Il sogno ha orrore della luce, ma oggi, con l’avvento del cinema, notava Sinisgalli, gli uomini hanno enormemente accresciuto le loro possibilità di sognare.
Il suo sogno indica una meta fantastica e incredibilmente a portata di mano, quella di nutrire e far risplendere la vita con la poesia, e di donare domicili dignitosi e spazi vitali secondo l’insegnamento di Wright: «L’uomo chiede soltanto, sulla terra, uno “spazio umano più generoso”. Tanto più necessario perché «L’uomo moderno è destinato a perdere il suo domicilio, [ ] si porta appresso le sue radici: non riesce ormai che ad abbarbicarsi a questa o a quella città. È un profugo, è un viaggiatore è un esiliato».

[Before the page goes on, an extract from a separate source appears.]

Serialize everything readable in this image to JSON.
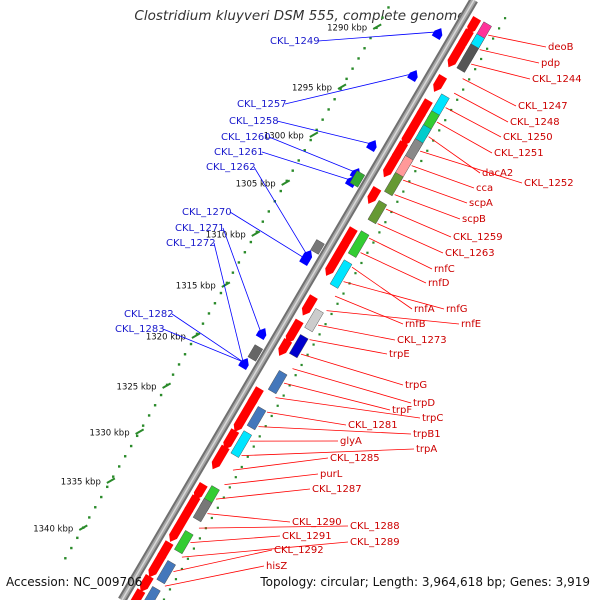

Il padre di Sinisgalli era tornato dopo aver cercato fortuna in America, ritrovando la serenità delle origini, quel posto sulla terra cui ciascuno di noi avrebbe diritto: «L’uomo che torna solo/A tarda sera dalla vigna/Scuote le rape nella vasca/ Sbuca dal viottolo con la paglia/Macchiata di verderame./L’uomo che porta così fresco/Terriccio sulle scarpe, odore/Di fresca sera nei vestiti/Si ferma a una fonte, parla/Con un ortolano che sradica i finocchi./É un uomo, un piccolo uomo/Ch’io guardo di lontano./È un punto vivo all’orizzonte./Forse la sua pupilla/Si accende questa sera/Accanto alla peschiera dove si asciuga la fronte».